- Msmna / Aghbulag
- Coordinates: 39°44′41″N 46°54′52″E﻿ / ﻿39.74472°N 46.91444°E
- Country: Azerbaijan
- • District: Khojavend

Population (2015)
- • Total: 100
- Time zone: UTC+4 (AZT)

= Msmna, Nagorno-Karabakh =

Msmna (Մսմնա) or Aghbulag (Ağbulaq) is a village located in the Khojavend District of Azerbaijan, in the region of Nagorno-Karabakh. Until 2023 it was controlled by the breakaway Republic of Artsakh.
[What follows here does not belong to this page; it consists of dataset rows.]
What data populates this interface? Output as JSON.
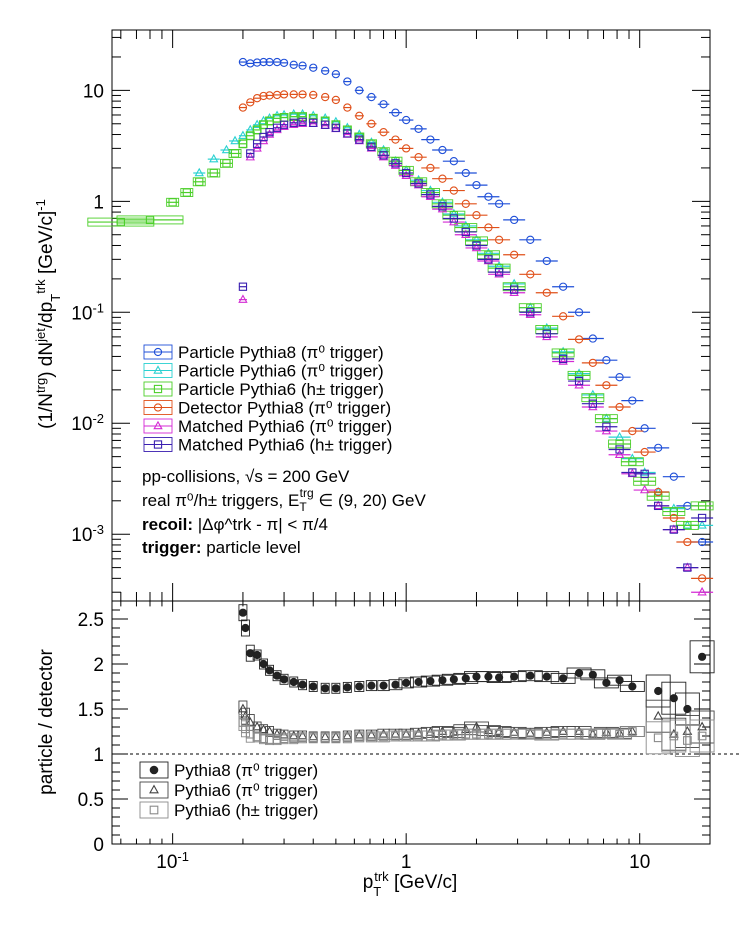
{
  "colors": {
    "particle_pythia8_pi0": "#1f4fd8",
    "particle_pythia6_pi0": "#2ad1d1",
    "particle_pythia6_hpm": "#4ccf2a",
    "detector_pythia8_pi0": "#e0501a",
    "matched_pythia6_pi0": "#d42ad4",
    "matched_pythia6_hpm": "#3a1fb0",
    "ratio_p8": "#222222",
    "ratio_p6_pi0": "#444444",
    "ratio_p6_hpm": "#8a8a8a"
  },
  "chart_data": [
    {
      "type": "scatter",
      "xscale": "log",
      "yscale": "log",
      "xlim": [
        0.055,
        20
      ],
      "ylim": [
        0.00025,
        35
      ],
      "ylabel": "(1/N^trg) dN^jet/dp_T^trk [GeV/c]^-1",
      "y_ticks": [
        "10",
        "1",
        "10^-1",
        "10^-2",
        "10^-3"
      ],
      "legend_position": "middle-left",
      "legend": [
        {
          "label": "Particle Pythia8 (π⁰ trigger)"
        },
        {
          "label": "Particle Pythia6 (π⁰ trigger)"
        },
        {
          "label": "Particle Pythia6 (h± trigger)"
        },
        {
          "label": "Detector Pythia8 (π⁰ trigger)"
        },
        {
          "label": "Matched Pythia6 (π⁰ trigger)"
        },
        {
          "label": "Matched Pythia6 (h± trigger)"
        }
      ],
      "annotations": {
        "line1": "pp-collisions, √s = 200 GeV",
        "line2_prefix": "real π⁰/h± triggers, E",
        "line2_sub": "T",
        "line2_sup": "trg",
        "line2_suffix": " ∈ (9, 20) GeV",
        "recoil_bold": "recoil:",
        "recoil_rest": " |Δφ^trk - π| < π/4",
        "trigger_bold": "trigger:",
        "trigger_rest": " particle level"
      },
      "series": [
        {
          "name": "Particle Pythia8 (π⁰ trigger)",
          "marker": "circle",
          "x": [
            0.2,
            0.215,
            0.23,
            0.245,
            0.26,
            0.28,
            0.3,
            0.33,
            0.36,
            0.4,
            0.45,
            0.5,
            0.56,
            0.63,
            0.71,
            0.8,
            0.9,
            1.0,
            1.13,
            1.27,
            1.43,
            1.6,
            1.8,
            2.0,
            2.25,
            2.5,
            2.9,
            3.4,
            4.0,
            4.7,
            5.5,
            6.3,
            7.2,
            8.2,
            9.3,
            10.5,
            12.0,
            14.0,
            16.0,
            18.5
          ],
          "y": [
            18.0,
            17.5,
            17.8,
            18.0,
            18.0,
            18.0,
            17.7,
            17.0,
            16.7,
            16.0,
            15.0,
            14.0,
            12.0,
            10.0,
            8.7,
            7.5,
            6.3,
            5.4,
            4.5,
            3.6,
            2.9,
            2.3,
            1.8,
            1.4,
            1.1,
            0.95,
            0.68,
            0.45,
            0.29,
            0.17,
            0.1,
            0.058,
            0.037,
            0.026,
            0.016,
            0.009,
            0.006,
            0.0033,
            0.0018,
            0.00085
          ]
        },
        {
          "name": "Particle Pythia6 (π⁰ trigger)",
          "marker": "triangle",
          "x": [
            0.13,
            0.15,
            0.17,
            0.185,
            0.2,
            0.215,
            0.23,
            0.245,
            0.26,
            0.28,
            0.3,
            0.33,
            0.36,
            0.4,
            0.45,
            0.5,
            0.56,
            0.63,
            0.71,
            0.8,
            0.9,
            1.0,
            1.13,
            1.27,
            1.43,
            1.6,
            1.8,
            2.0,
            2.25,
            2.5,
            2.9,
            3.4,
            4.0,
            4.7,
            5.5,
            6.3,
            7.2,
            8.2,
            9.3,
            10.5,
            12.0,
            14.0,
            16.0,
            18.5
          ],
          "y": [
            1.8,
            2.4,
            2.9,
            3.5,
            3.9,
            4.4,
            4.9,
            5.3,
            5.6,
            5.9,
            6.0,
            6.1,
            6.1,
            5.9,
            5.6,
            5.2,
            4.6,
            4.0,
            3.4,
            2.9,
            2.3,
            1.9,
            1.55,
            1.25,
            0.98,
            0.77,
            0.6,
            0.45,
            0.34,
            0.26,
            0.18,
            0.11,
            0.072,
            0.044,
            0.028,
            0.018,
            0.011,
            0.0075,
            0.0048,
            0.0036,
            0.0024,
            0.0017,
            0.0012,
            0.0012
          ]
        },
        {
          "name": "Particle Pythia6 (h± trigger)",
          "marker": "square",
          "x": [
            0.06,
            0.08,
            0.1,
            0.115,
            0.13,
            0.15,
            0.17,
            0.185,
            0.2,
            0.215,
            0.23,
            0.245,
            0.26,
            0.28,
            0.3,
            0.33,
            0.36,
            0.4,
            0.45,
            0.5,
            0.56,
            0.63,
            0.71,
            0.8,
            0.9,
            1.0,
            1.13,
            1.27,
            1.43,
            1.6,
            1.8,
            2.0,
            2.25,
            2.5,
            2.9,
            3.4,
            4.0,
            4.7,
            5.5,
            6.3,
            7.2,
            8.2,
            9.3,
            10.5,
            12.0,
            14.0,
            16.0,
            18.5
          ],
          "y": [
            0.65,
            0.68,
            0.98,
            1.2,
            1.5,
            1.8,
            2.2,
            2.7,
            3.3,
            3.9,
            4.4,
            4.9,
            5.3,
            5.6,
            5.7,
            5.8,
            5.8,
            5.6,
            5.3,
            4.9,
            4.4,
            3.8,
            3.3,
            2.8,
            2.3,
            1.9,
            1.5,
            1.2,
            0.95,
            0.75,
            0.58,
            0.44,
            0.33,
            0.25,
            0.17,
            0.11,
            0.07,
            0.043,
            0.027,
            0.017,
            0.011,
            0.0065,
            0.0045,
            0.003,
            0.0022,
            0.0016,
            0.0012,
            0.0018
          ]
        },
        {
          "name": "Detector Pythia8 (π⁰ trigger)",
          "marker": "circle",
          "x": [
            0.2,
            0.215,
            0.23,
            0.245,
            0.26,
            0.28,
            0.3,
            0.33,
            0.36,
            0.4,
            0.45,
            0.5,
            0.56,
            0.63,
            0.71,
            0.8,
            0.9,
            1.0,
            1.13,
            1.27,
            1.43,
            1.6,
            1.8,
            2.0,
            2.25,
            2.5,
            2.9,
            3.4,
            4.0,
            4.7,
            5.5,
            6.3,
            7.2,
            8.2,
            9.3,
            10.5,
            12.0,
            14.0,
            16.0,
            18.5
          ],
          "y": [
            7.0,
            7.8,
            8.5,
            8.9,
            9.0,
            9.1,
            9.2,
            9.2,
            9.2,
            9.1,
            8.7,
            8.2,
            7.0,
            5.9,
            5.0,
            4.2,
            3.6,
            3.0,
            2.5,
            2.0,
            1.6,
            1.25,
            0.95,
            0.75,
            0.58,
            0.45,
            0.33,
            0.22,
            0.15,
            0.092,
            0.057,
            0.035,
            0.022,
            0.014,
            0.0085,
            0.0055,
            0.0024,
            0.0014,
            0.00085,
            0.0004
          ]
        },
        {
          "name": "Matched Pythia6 (π⁰ trigger)",
          "marker": "triangle",
          "x": [
            0.2,
            0.215,
            0.23,
            0.245,
            0.26,
            0.28,
            0.3,
            0.33,
            0.36,
            0.4,
            0.45,
            0.5,
            0.56,
            0.63,
            0.71,
            0.8,
            0.9,
            1.0,
            1.13,
            1.27,
            1.43,
            1.6,
            1.8,
            2.0,
            2.25,
            2.5,
            2.9,
            3.4,
            4.0,
            4.7,
            5.5,
            6.3,
            7.2,
            8.2,
            9.3,
            10.5,
            12.0,
            14.0,
            16.0,
            18.5
          ],
          "y": [
            0.13,
            2.5,
            3.0,
            3.5,
            4.0,
            4.4,
            4.7,
            4.9,
            5.0,
            5.0,
            4.8,
            4.5,
            4.0,
            3.5,
            3.0,
            2.5,
            2.1,
            1.7,
            1.4,
            1.1,
            0.85,
            0.65,
            0.5,
            0.38,
            0.29,
            0.22,
            0.15,
            0.095,
            0.06,
            0.036,
            0.022,
            0.014,
            0.0085,
            0.0052,
            0.0035,
            0.0025,
            0.0018,
            0.0011,
            0.0005,
            0.0003
          ]
        },
        {
          "name": "Matched Pythia6 (h± trigger)",
          "marker": "square",
          "x": [
            0.2,
            0.215,
            0.23,
            0.245,
            0.26,
            0.28,
            0.3,
            0.33,
            0.36,
            0.4,
            0.45,
            0.5,
            0.56,
            0.63,
            0.71,
            0.8,
            0.9,
            1.0,
            1.13,
            1.27,
            1.43,
            1.6,
            1.8,
            2.0,
            2.25,
            2.5,
            2.9,
            3.4,
            4.0,
            4.7,
            5.5,
            6.3,
            7.2,
            8.2,
            9.3,
            10.5,
            12.0,
            14.0,
            16.0,
            18.5
          ],
          "y": [
            0.17,
            2.7,
            3.3,
            3.8,
            4.2,
            4.6,
            4.9,
            5.1,
            5.2,
            5.1,
            4.9,
            4.6,
            4.1,
            3.6,
            3.1,
            2.6,
            2.2,
            1.8,
            1.45,
            1.15,
            0.9,
            0.7,
            0.53,
            0.4,
            0.3,
            0.23,
            0.16,
            0.1,
            0.064,
            0.038,
            0.024,
            0.015,
            0.0093,
            0.0058,
            0.0036,
            0.0035,
            0.0018,
            0.0011,
            0.0005,
            0.0014
          ]
        }
      ]
    },
    {
      "type": "scatter",
      "xscale": "log",
      "xlim": [
        0.055,
        20
      ],
      "ylim": [
        0,
        2.7
      ],
      "xlabel": "p_T^trk [GeV/c]",
      "ylabel": "particle / detector",
      "x_ticks": [
        "10^-1",
        "1",
        "10"
      ],
      "y_ticks": [
        "0",
        "0.5",
        "1",
        "1.5",
        "2",
        "2.5"
      ],
      "reference_line": 1,
      "legend_position": "bottom-left",
      "legend": [
        {
          "label": "Pythia8 (π⁰ trigger)"
        },
        {
          "label": "Pythia6 (π⁰ trigger)"
        },
        {
          "label": "Pythia6 (h± trigger)"
        }
      ],
      "series": [
        {
          "name": "Pythia8 (π⁰ trigger)",
          "marker": "filled-circle",
          "x": [
            0.2,
            0.205,
            0.215,
            0.23,
            0.245,
            0.26,
            0.28,
            0.3,
            0.33,
            0.36,
            0.4,
            0.45,
            0.5,
            0.56,
            0.63,
            0.71,
            0.8,
            0.9,
            1.0,
            1.13,
            1.27,
            1.43,
            1.6,
            1.8,
            2.0,
            2.25,
            2.5,
            2.9,
            3.4,
            4.0,
            4.7,
            5.5,
            6.3,
            7.2,
            8.2,
            9.3,
            12.0,
            14.0,
            16.0,
            18.5
          ],
          "y": [
            2.57,
            2.4,
            2.12,
            2.1,
            2.0,
            1.93,
            1.87,
            1.83,
            1.8,
            1.77,
            1.75,
            1.73,
            1.73,
            1.74,
            1.75,
            1.76,
            1.76,
            1.77,
            1.79,
            1.8,
            1.81,
            1.82,
            1.83,
            1.84,
            1.86,
            1.86,
            1.85,
            1.86,
            1.87,
            1.86,
            1.84,
            1.9,
            1.88,
            1.79,
            1.82,
            1.75,
            1.7,
            1.62,
            1.5,
            2.08
          ]
        },
        {
          "name": "Pythia6 (π⁰ trigger)",
          "marker": "triangle",
          "x": [
            0.2,
            0.205,
            0.215,
            0.23,
            0.245,
            0.26,
            0.28,
            0.3,
            0.33,
            0.36,
            0.4,
            0.45,
            0.5,
            0.56,
            0.63,
            0.71,
            0.8,
            0.9,
            1.0,
            1.13,
            1.27,
            1.43,
            1.6,
            1.8,
            2.0,
            2.25,
            2.5,
            2.9,
            3.4,
            4.0,
            4.7,
            5.5,
            6.3,
            7.2,
            8.2,
            9.3,
            12.0,
            14.0,
            16.0,
            18.5
          ],
          "y": [
            1.5,
            1.42,
            1.35,
            1.3,
            1.27,
            1.25,
            1.22,
            1.21,
            1.2,
            1.2,
            1.19,
            1.19,
            1.19,
            1.2,
            1.21,
            1.21,
            1.22,
            1.22,
            1.22,
            1.23,
            1.24,
            1.25,
            1.24,
            1.27,
            1.3,
            1.26,
            1.25,
            1.24,
            1.23,
            1.24,
            1.25,
            1.25,
            1.22,
            1.24,
            1.23,
            1.25,
            1.42,
            1.22,
            1.25,
            1.3
          ]
        },
        {
          "name": "Pythia6 (h± trigger)",
          "marker": "square",
          "x": [
            0.2,
            0.205,
            0.215,
            0.23,
            0.245,
            0.26,
            0.28,
            0.3,
            0.33,
            0.36,
            0.4,
            0.45,
            0.5,
            0.56,
            0.63,
            0.71,
            0.8,
            0.9,
            1.0,
            1.13,
            1.27,
            1.43,
            1.6,
            1.8,
            2.0,
            2.25,
            2.5,
            2.9,
            3.4,
            4.0,
            4.7,
            5.5,
            6.3,
            7.2,
            8.2,
            9.3,
            12.0,
            14.0,
            16.0,
            18.5
          ],
          "y": [
            1.35,
            1.28,
            1.22,
            1.19,
            1.17,
            1.16,
            1.16,
            1.17,
            1.17,
            1.18,
            1.18,
            1.18,
            1.18,
            1.18,
            1.19,
            1.19,
            1.19,
            1.2,
            1.2,
            1.2,
            1.2,
            1.21,
            1.21,
            1.22,
            1.22,
            1.22,
            1.22,
            1.22,
            1.22,
            1.21,
            1.22,
            1.22,
            1.22,
            1.23,
            1.22,
            1.25,
            1.18,
            1.2,
            1.15,
            1.2
          ]
        }
      ]
    }
  ]
}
The village had an ethnic Armenian-majority population until the expulsion of the Armenian population of Nagorno-Karabakh by Azerbaijan following the 2023 Azerbaijani offensive in Nagorno-Karabakh.

== History ==
During the Soviet period, the village was part of the Martuni District of the Nagorno-Karabakh Autonomous Oblast.

== Historical heritage sites ==
Historical heritage sites in and around the village include the 18th-century monastery of Shoshkavank (Շոշկավանք), and the 19th-century church of Surb Astvatsatsin (Սուրբ Աստվածածին, lit. 'Holy Mother of God').

== Economy and culture ==
The population is mainly engaged in agriculture and animal husbandry. As of 2015, the village has a municipal building, a house of culture, the Msmna branch of the Kolkhozashen Secondary School, and a medical centre.

== Demographics ==
The village has an ethnic Armenian-majority population, had 71 inhabitants in 2005, and 100 inhabitants in 2015.